11 Responses to “New Years Eats”

  1. Richard says:

    Down here in the South, there are a few mandatory vittles on New Years Day.

    Collard greens cooked with a big ham hock for money and riches in the new year. The more you eat, the more you will make.

    Black eyed peas are for good luck. Again, the more the better.

    Double fudge brownie ice cream. No specific Southern tradition here…I just like the stuff.

  2. Bitter says:

    Damn, should have done the collard greens and ham. I have ham. Think that counts? :)

  3. For me (Pennsylvania German), the traditional New Year’s Day meal is pork and sauerkraut.

  4. kahr40 says:

    Collard greens and black eyed peas. Had neither. Boy am I screwed.

  5. TexasFred says:

    We played it safe!

    Cabbage AND blackeyed peas…

  6. Richard says:

    Ham definitely counts!

  7. Corned Beef, Black Eye Pea’s (w/Bacon), and Cabbage on New Years Day = Good Eats & Good Livin’.

    Unfortunately, I didn’t have any of that to eat today.
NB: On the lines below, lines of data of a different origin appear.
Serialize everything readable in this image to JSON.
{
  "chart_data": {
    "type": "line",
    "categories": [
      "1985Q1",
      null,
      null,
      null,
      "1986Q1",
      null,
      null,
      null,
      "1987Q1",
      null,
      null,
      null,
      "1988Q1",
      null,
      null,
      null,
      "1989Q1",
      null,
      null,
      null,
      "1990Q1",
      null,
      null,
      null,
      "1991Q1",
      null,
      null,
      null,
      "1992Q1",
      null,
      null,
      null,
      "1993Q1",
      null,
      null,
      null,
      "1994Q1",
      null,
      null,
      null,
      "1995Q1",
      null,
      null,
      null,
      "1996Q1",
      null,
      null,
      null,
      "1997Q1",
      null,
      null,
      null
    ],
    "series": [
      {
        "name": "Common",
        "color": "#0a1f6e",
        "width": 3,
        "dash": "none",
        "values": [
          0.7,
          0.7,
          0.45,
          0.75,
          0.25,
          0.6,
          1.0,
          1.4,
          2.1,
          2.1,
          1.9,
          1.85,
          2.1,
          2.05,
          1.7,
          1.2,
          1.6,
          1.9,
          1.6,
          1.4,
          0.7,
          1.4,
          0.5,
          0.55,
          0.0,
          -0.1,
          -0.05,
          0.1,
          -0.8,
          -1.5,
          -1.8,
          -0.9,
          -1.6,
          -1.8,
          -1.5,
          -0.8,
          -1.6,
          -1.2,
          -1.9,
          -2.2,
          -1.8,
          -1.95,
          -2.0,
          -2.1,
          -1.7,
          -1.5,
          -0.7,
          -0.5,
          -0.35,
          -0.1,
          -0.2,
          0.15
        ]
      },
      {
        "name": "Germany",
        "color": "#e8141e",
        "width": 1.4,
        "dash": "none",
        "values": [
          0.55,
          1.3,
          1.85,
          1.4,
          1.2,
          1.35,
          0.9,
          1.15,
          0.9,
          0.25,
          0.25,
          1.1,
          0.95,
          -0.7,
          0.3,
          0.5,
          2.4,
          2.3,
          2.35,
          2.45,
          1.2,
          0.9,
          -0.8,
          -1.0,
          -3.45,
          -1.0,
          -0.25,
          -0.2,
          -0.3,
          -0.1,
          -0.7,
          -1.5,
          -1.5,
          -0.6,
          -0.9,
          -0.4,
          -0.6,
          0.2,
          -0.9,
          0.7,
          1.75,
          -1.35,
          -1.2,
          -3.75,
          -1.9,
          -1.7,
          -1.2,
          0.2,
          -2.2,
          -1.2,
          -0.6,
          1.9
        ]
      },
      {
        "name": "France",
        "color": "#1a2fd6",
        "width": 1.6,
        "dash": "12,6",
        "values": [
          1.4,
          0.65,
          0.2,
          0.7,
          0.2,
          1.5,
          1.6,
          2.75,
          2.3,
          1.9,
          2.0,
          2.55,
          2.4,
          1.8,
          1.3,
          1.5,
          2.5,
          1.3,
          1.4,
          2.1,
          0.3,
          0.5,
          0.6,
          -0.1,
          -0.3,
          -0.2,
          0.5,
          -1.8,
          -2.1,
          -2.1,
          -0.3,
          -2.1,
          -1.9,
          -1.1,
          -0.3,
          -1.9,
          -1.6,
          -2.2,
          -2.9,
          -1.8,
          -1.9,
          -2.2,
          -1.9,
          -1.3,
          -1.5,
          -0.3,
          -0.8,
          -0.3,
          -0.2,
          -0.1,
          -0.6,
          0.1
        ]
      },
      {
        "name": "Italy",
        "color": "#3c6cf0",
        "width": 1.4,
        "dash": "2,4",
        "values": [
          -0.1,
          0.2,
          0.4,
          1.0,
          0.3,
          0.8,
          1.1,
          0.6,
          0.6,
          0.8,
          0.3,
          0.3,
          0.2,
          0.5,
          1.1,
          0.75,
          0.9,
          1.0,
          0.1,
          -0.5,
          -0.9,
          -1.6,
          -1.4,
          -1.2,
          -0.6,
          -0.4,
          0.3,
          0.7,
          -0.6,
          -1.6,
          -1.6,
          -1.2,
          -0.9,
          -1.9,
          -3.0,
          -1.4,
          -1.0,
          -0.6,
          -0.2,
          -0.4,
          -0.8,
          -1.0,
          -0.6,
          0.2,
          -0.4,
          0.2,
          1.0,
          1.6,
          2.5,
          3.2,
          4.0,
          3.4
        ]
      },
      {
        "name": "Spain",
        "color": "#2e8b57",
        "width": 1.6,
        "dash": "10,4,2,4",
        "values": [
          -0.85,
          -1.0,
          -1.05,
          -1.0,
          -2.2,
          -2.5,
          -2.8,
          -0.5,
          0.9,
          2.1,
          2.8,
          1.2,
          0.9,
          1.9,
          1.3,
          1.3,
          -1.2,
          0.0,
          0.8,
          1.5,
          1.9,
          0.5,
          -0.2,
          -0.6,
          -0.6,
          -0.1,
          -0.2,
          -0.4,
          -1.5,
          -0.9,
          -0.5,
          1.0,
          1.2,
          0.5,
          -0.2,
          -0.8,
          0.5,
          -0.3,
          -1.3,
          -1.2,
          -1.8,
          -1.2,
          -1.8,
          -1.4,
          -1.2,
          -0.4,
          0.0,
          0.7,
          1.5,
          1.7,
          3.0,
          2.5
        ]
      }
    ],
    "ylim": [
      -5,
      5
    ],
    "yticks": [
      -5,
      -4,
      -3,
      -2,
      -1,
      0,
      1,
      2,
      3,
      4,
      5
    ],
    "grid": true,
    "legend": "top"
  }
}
I’m screwed on Jan 21 I guess.


  8. Corned beef and cabbage? Black-eyed peas for coins and collard greens for bills.

  9. JJR says:

    We had black-eyed peas and pork-steak with veggies.

  10. I had no idea about black eyed peas, until I did an oral history with a friend’s mother who grew up in Texas and Oklahoma in the 30s. You want to know what poor is? Her first job was picking strawberries, and she received five mills per flat. If you don’t know what a “mill” is–that’s one thousandth of a dollar, or one tenth of a cent.